Dumbledore sah mich über den Rand seiner Brille hinweg an. „Könnten Sie sich vielleicht diese Fotos anschauen und mir sagen, ob Sie jemanden erkennen?“
Zögernd nahm ich den Ordner von ihm entgegen und blätterte durch die Seiten. Es waren nicht allzu viele Fotos, vielleicht fünfzehn, und ich erkannte die beiden, die im Wald gewesen waren, sofort. Das Bild des Unheimlichen trug die Unterschrift „Walden Macnair“, der Dünne entpuppte sich als „Robert Jugson“. Nur die Frau war nicht dabei.
„Können Sie mir sagen, wer von den vier den Kampf angefangen hat?“
„Macnair“, antwortete Lindsay tonlos.
„Und welche Rolle hat Travers gespielt, nachdem Sie, Miss Evans und Mr Potter, die Verfolgungsjagd provozierten?“, fragte Dumbledore aufmerksam.
Lily starrte ihn an. „Es waren eigentlich nur Macnair und die Frau, die Flüche auf uns abgeschossen haben, oder, James?“
James nickte stumm, ohne den Kopf zu heben.

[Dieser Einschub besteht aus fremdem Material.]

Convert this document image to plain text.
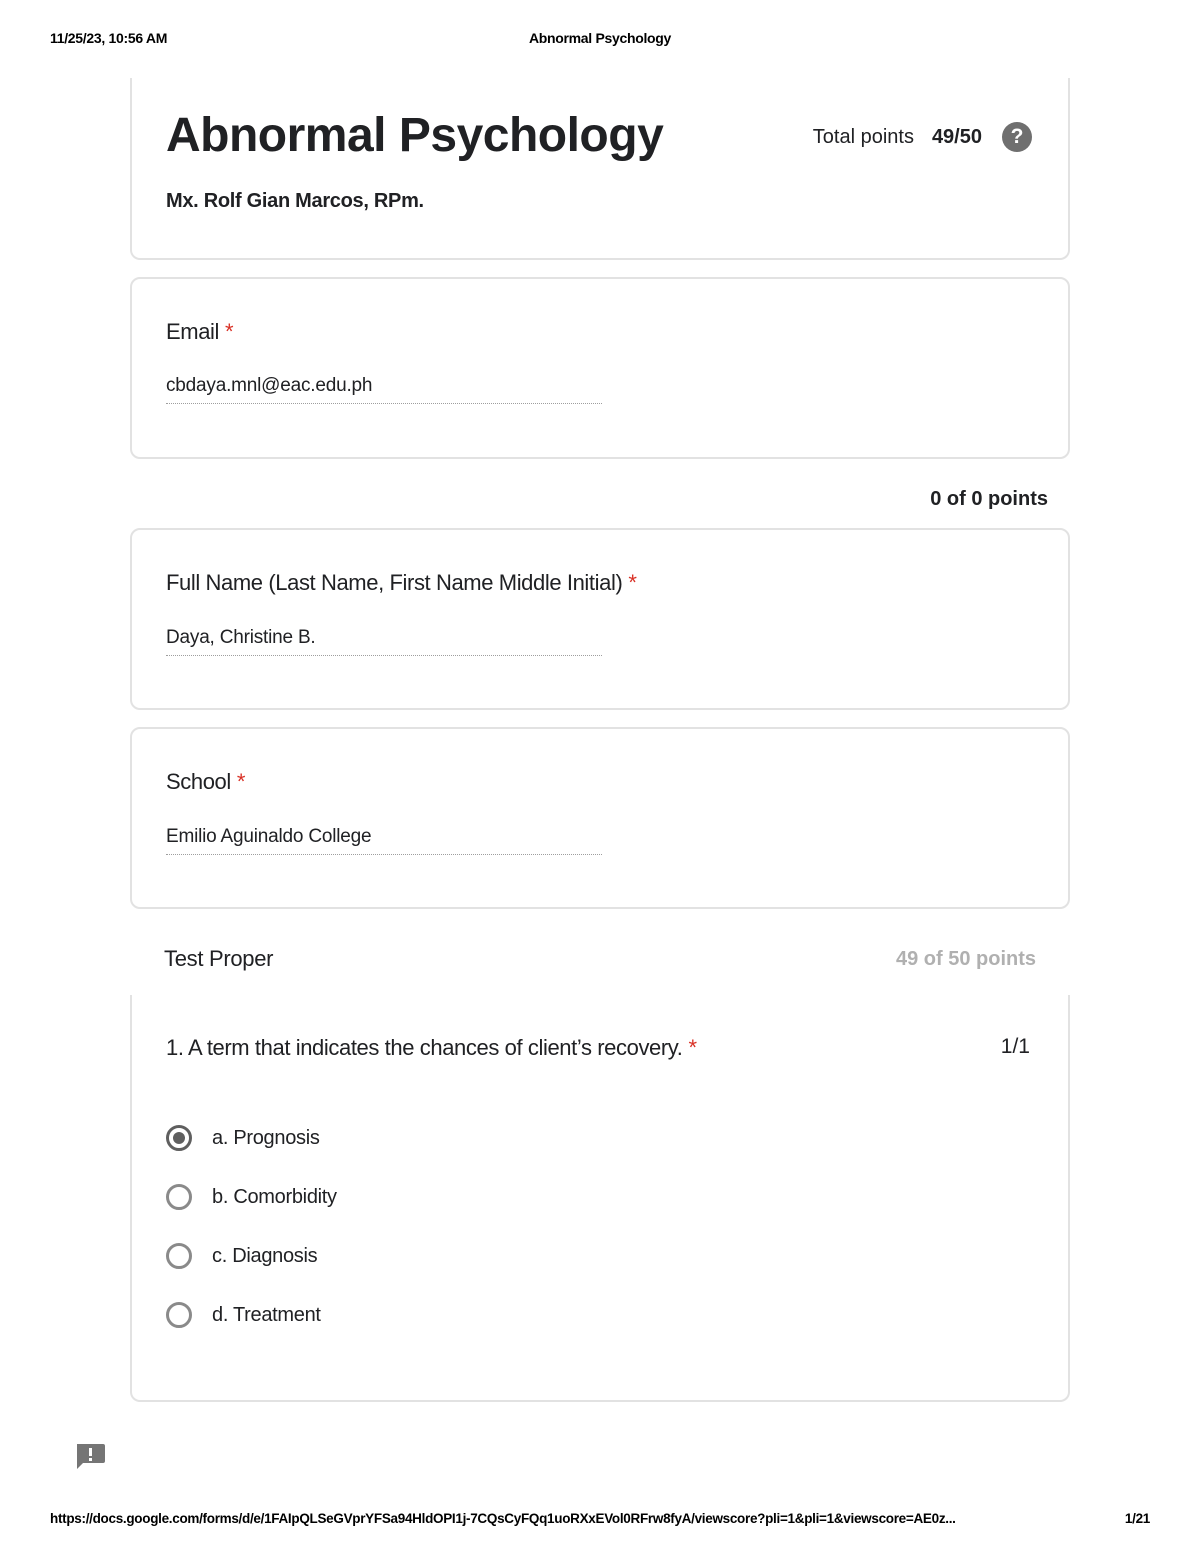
11/25/23, 10:56 AM	Abnormal Psychology
Abnormal Psychology

Mx. Rolf Gian Marcos, RPm.

Total points 49/50	?
Email *
cbdaya.mnl@eac.edu.ph
0 of 0 points
Full Name (Last Name, First Name Middle Initial) *
Daya, Christine B.
School *
Emilio Aguinaldo College
Test Proper	49 of 50 points
1. A term that indicates the chances of client’s recovery. *	1/1
a. Prognosis
b. Comorbidity
c. Diagnosis
d. Treatment
https://docs.google.com/forms/d/e/1FAIpQLSeGVprYFSa94HldOPI1j-7CQsCyFQq1uoRXxEVol0RFrw8fyA/viewscore?pli=1&pli=1&viewscore=AE0z...	1/21
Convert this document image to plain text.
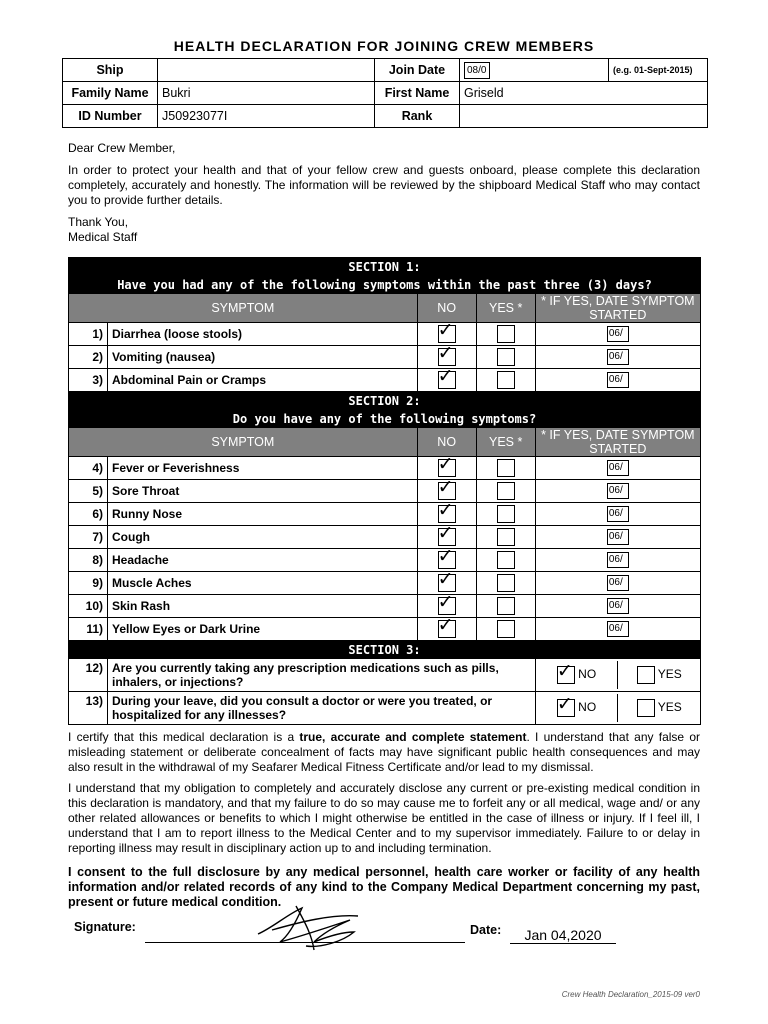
HEALTH DECLARATION FOR JOINING CREW MEMBERS
Ship		Join Date	08/0	(e.g. 01-Sept-2015)
Family Name	Bukri	First Name	Griseld	
ID Number	J50923077I	Rank		
Dear Crew Member,
In order to protect your health and that of your fellow crew and guests onboard, please complete this declaration completely, accurately and honestly. The information will be reviewed by the shipboard Medical Staff who may contact you to provide further details.
Thank You,
Medical Staff
SECTION 1:
Have you had any of the following symptoms within the past three (3) days?
SYMPTOM	NO	YES *	* IF YES, DATE SYMPTOM STARTED
1)	Diarrhea (loose stools)	✓		06/
2)	Vomiting (nausea)	✓		06/
3)	Abdominal Pain or Cramps	✓		06/
SECTION 2:
Do you have any of the following symptoms?
SYMPTOM	NO	YES *	* IF YES, DATE SYMPTOM STARTED
4)	Fever or Feverishness	✓		06/
5)	Sore Throat	✓		06/
6)	Runny Nose	✓		06/
7)	Cough	✓		06/
8)	Headache	✓		06/
9)	Muscle Aches	✓		06/
10)	Skin Rash	✓		06/
11)	Yellow Eyes or Dark Urine	✓		06/
SECTION 3:
12)	Are you currently taking any prescription medications such as pills, inhalers, or injections?		✓ NO	YES

13)	During your leave, did you consult a doctor or were you treated, or hospitalized for any illnesses?		✓ NO	YES
I certify that this medical declaration is a true, accurate and complete statement. I understand that any false or misleading statement or deliberate concealment of facts may have significant public health consequences and may also result in the withdrawal of my Seafarer Medical Fitness Certificate and/or lead to my dismissal.
I understand that my obligation to completely and accurately disclose any current or pre-existing medical condition in this declaration is mandatory, and that my failure to do so may cause me to forfeit any or all medical, wage and/ or any other related allowances or benefits to which I might otherwise be entitled in the case of illness or injury. If I feel ill, I understand that I am to report illness to the Medical Center and to my supervisor immediately. Failure to or delay in reporting illness may result in disciplinary action up to and including termination.
I consent to the full disclosure by any medical personnel, health care worker or facility of any health information and/or related records of any kind to the Company Medical Department concerning my past, present or future medical condition.
Signature:	Date:	Jan 04,2020
Crew Health Declaration_2015-09 ver0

Dumbledore machte sich Notizen auf ein dicht beschriebenes Stück Pergament. Schließlich zog er eine Schublade seines Schreibtisches auf und verstaute die Rolle zusammen mit der wunderschönen Feder sorgfältig darin.
„Wir sollten es vermutlich heute dabei belassen“, sagte er und schloss erneut für ein paar Sekunden die Augen. „Ihr habt mir sehr geholfen, aber ich glaube, ihr braucht jetzt ein wenig Ruhe. Es wird euch bestimmt beruhigen zu hören, dass niemand einen bleibenden Schaden erlitten hat“, fügte er hinzu. „Miss Alistair wird zurzeit noch im St Mungo's Hospital behandelt, ist aber auf dem Weg der Besserung, und Hagrid hat sich der Eulen angenommen.“
Sirius lehnte sich in seinem Stuhl zurück, doch zu meiner großen Überraschung war es Peter, der auf einmal zögernd anfing zu sprechen. „Sir“, sagte er leise, „Sie können uns doch nicht einfach ohne eine Erklärung gehen lassen, oder?“
Wir alle schauten ihn an, außer James, der immer noch den Kopf gesenkt hielt.

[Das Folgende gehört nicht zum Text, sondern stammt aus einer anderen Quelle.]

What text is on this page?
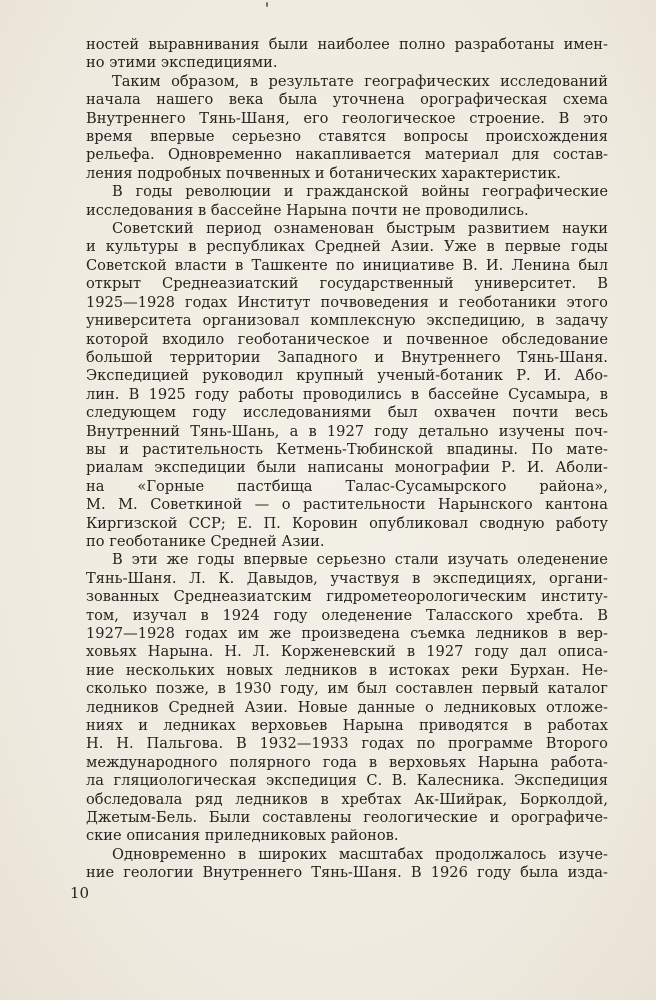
ностей выравнивания были наиболее полно разработаны имен-
но этими экспедициями.
Таким образом, в результате географических исследований
начала нашего века была уточнена орографическая схема
Внутреннего Тянь-Шаня, его геологическое строение. В это
время впервые серьезно ставятся вопросы происхождения
рельефа. Одновременно накапливается материал для состав-
ления подробных почвенных и ботанических характеристик.
В годы революции и гражданской войны географические
исследования в бассейне Нарына почти не проводились.
Советский период ознаменован быстрым развитием науки
и культуры в республиках Средней Азии. Уже в первые годы
Советской власти в Ташкенте по инициативе В. И. Ленина был
открыт Среднеазиатский государственный университет. В
1925—1928 годах Институт почвоведения и геоботаники этого
университета организовал комплексную экспедицию, в задачу
которой входило геоботаническое и почвенное обследование
большой территории Западного и Внутреннего Тянь-Шаня.
Экспедицией руководил крупный ученый-ботаник Р. И. Або-
лин. В 1925 году работы проводились в бассейне Сусамыра, в
следующем году исследованиями был охвачен почти весь
Внутренний Тянь-Шань, а в 1927 году детально изучены поч-
вы и растительность Кетмень-Тюбинской впадины. По мате-
риалам экспедиции были написаны монографии Р. И. Аболи-
на «Горные пастбища Талас-Сусамырского района»,
М. М. Советкиной — о растительности Нарынского кантона
Киргизской ССР; Е. П. Коровин опубликовал сводную работу
по геоботанике Средней Азии.
В эти же годы впервые серьезно стали изучать оледенение
Тянь-Шаня. Л. К. Давыдов, участвуя в экспедициях, органи-
зованных Среднеазиатским гидрометеорологическим институ-
том, изучал в 1924 году оледенение Таласского хребта. В
1927—1928 годах им же произведена съемка ледников в вер-
ховьях Нарына. Н. Л. Корженевский в 1927 году дал описа-
ние нескольких новых ледников в истоках реки Бурхан. Не-
сколько позже, в 1930 году, им был составлен первый каталог
ледников Средней Азии. Новые данные о ледниковых отложе-
ниях и ледниках верховьев Нарына приводятся в работах
Н. Н. Пальгова. В 1932—1933 годах по программе Второго
международного полярного года в верховьях Нарына работа-
ла гляциологическая экспедиция С. В. Калесника. Экспедиция
обследовала ряд ледников в хребтах Ак-Шийрак, Борколдой,
Джетым-Бель. Были составлены геологические и орографиче-
ские описания приледниковых районов.
Одновременно в широких масштабах продолжалось изуче-
ние геологии Внутреннего Тянь-Шаня. В 1926 году была изда-
10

Dumbledore seufzte ein weiteres Mal. „Nein, das kann ich vermutlich nicht, aber ich wünschte, es wäre möglich.“ Er schwieg für ein paar Augenblicke, dann setzte er wieder zum Sprechen an. „Sie haben natürlich alle von den Todessern gehört, zumal Sie ja einen ausgezeichneten Informanten kennen“, sagte er und neigte mit einem leichten Lächeln den Kopf in Richtung James, der auch darauf nicht reagierte. „Wir vermuten, dass sie hinter zahlreichen Entführungen und Anschlägen stecken, seitdem sie vor ungefähr zwei Jahren das erste Mal auf der Bildfläche erschienen sind. Das Problem, das sich uns stellt, ist, die echten Täter von Nachahmern zu unterscheiden.“
„Wer ist 'wir', Sir?“, fragte Sirius mit hochgezogenen Augenbrauen.

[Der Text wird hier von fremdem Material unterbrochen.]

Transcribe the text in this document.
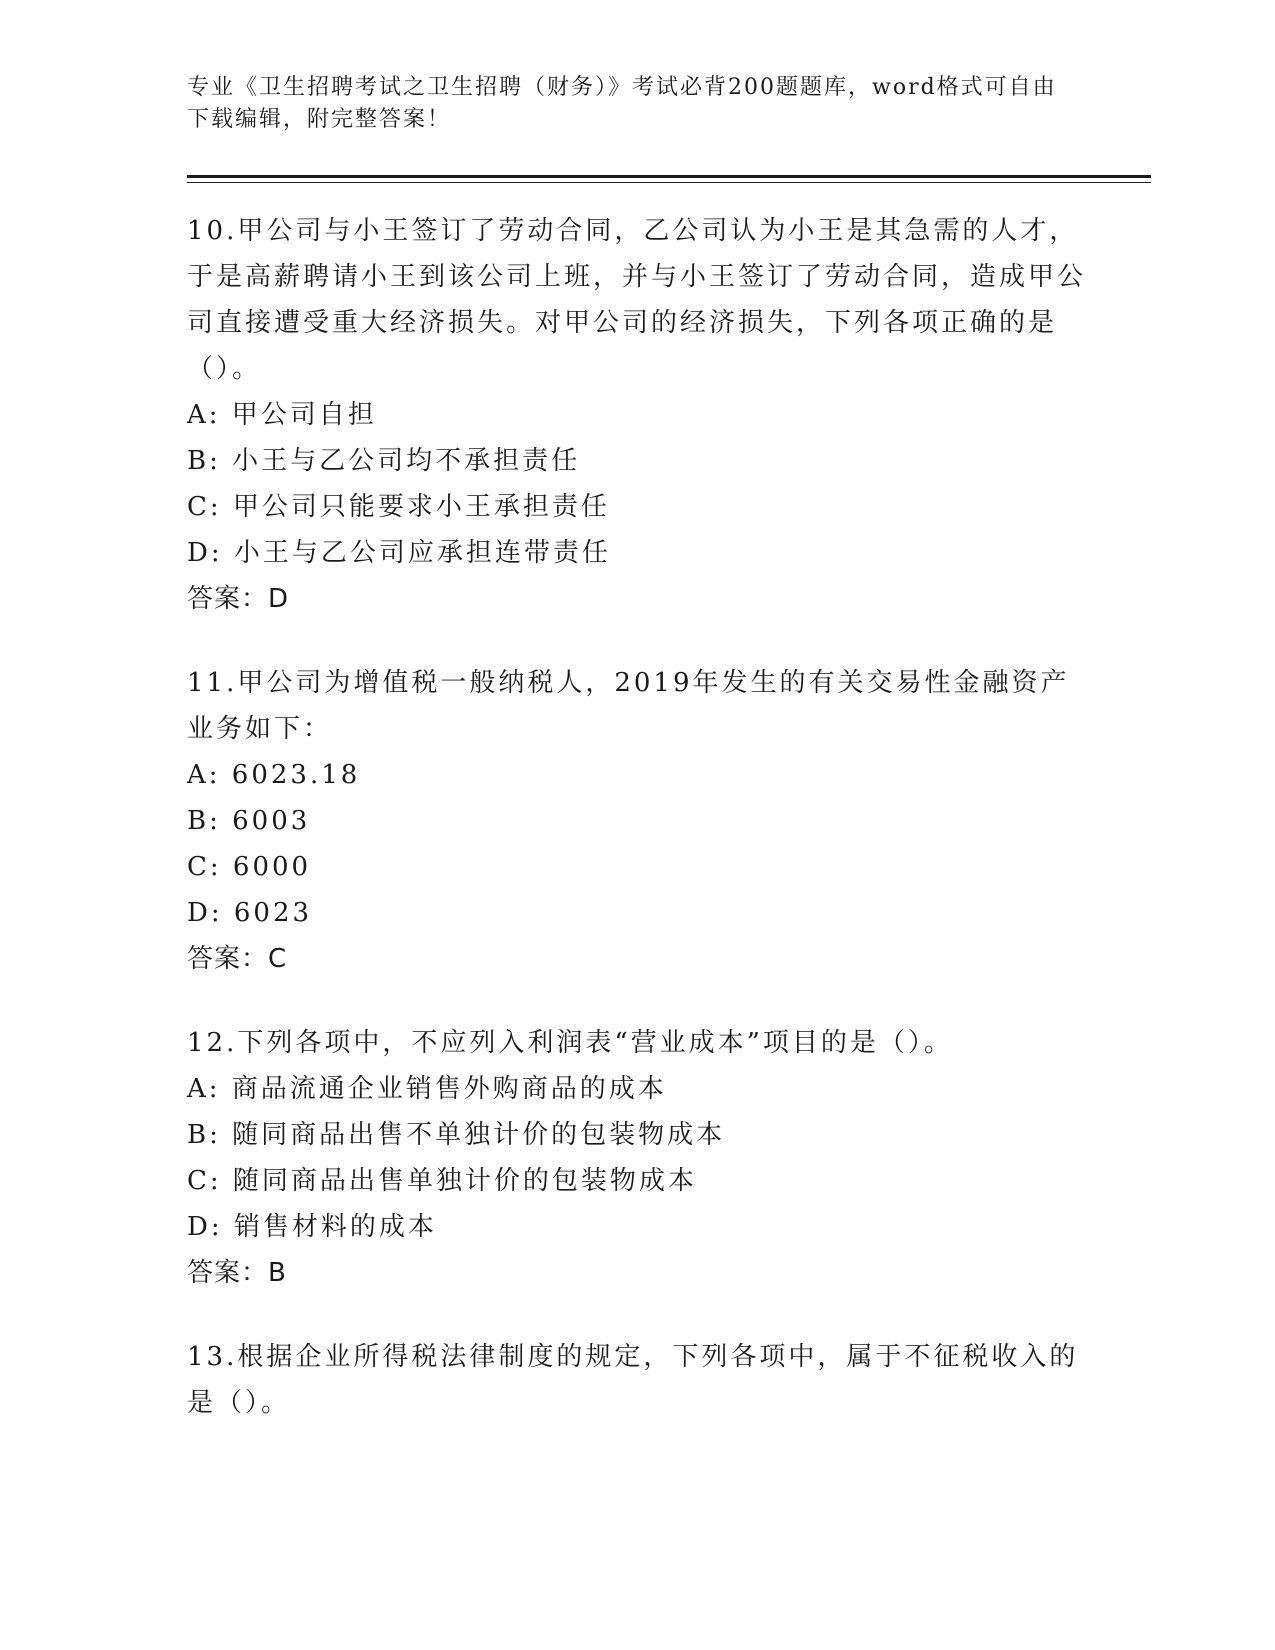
专业《卫生招聘考试之卫生招聘（财务）》考试必背200题题库，word格式可自由下载编辑，附完整答案！

10.甲公司与小王签订了劳动合同，乙公司认为小王是其急需的人才，于是高薪聘请小王到该公司上班，并与小王签订了劳动合同，造成甲公司直接遭受重大经济损失。对甲公司的经济损失，下列各项正确的是（）。

A: 甲公司自担

B: 小王与乙公司均不承担责任

C: 甲公司只能要求小王承担责任

D: 小王与乙公司应承担连带责任

答案：D

11.甲公司为增值税一般纳税人，2019年发生的有关交易性金融资产业务如下：

A: 6023.18

B: 6003

C: 6000

D: 6023

答案：C

12.下列各项中，不应列入利润表“营业成本”项目的是（）。

A: 商品流通企业销售外购商品的成本

B: 随同商品出售不单独计价的包装物成本

C: 随同商品出售单独计价的包装物成本

D: 销售材料的成本

答案：B

13.根据企业所得税法律制度的规定，下列各项中，属于不征税收入的是（）。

„Ein paar Leute, die mir helfen, mehr über diese Gruppe in Erfahrung zu bringen, Mr Black“, sagte Dumbledore milde. „Wir sind der Ansicht, dass nur ein Bruchteil der Täter in direkter Verbindung zu der Zentrale steht. Die Todesser sind noch nicht organisiert und handeln noch nicht nach einem Plan. Was Sie mir berichtet haben, passt genau in dieses Bild.“
„Also ist Travers der einzige richtige Todesser gewesen?“, fragte Remus stirnrunzelnd.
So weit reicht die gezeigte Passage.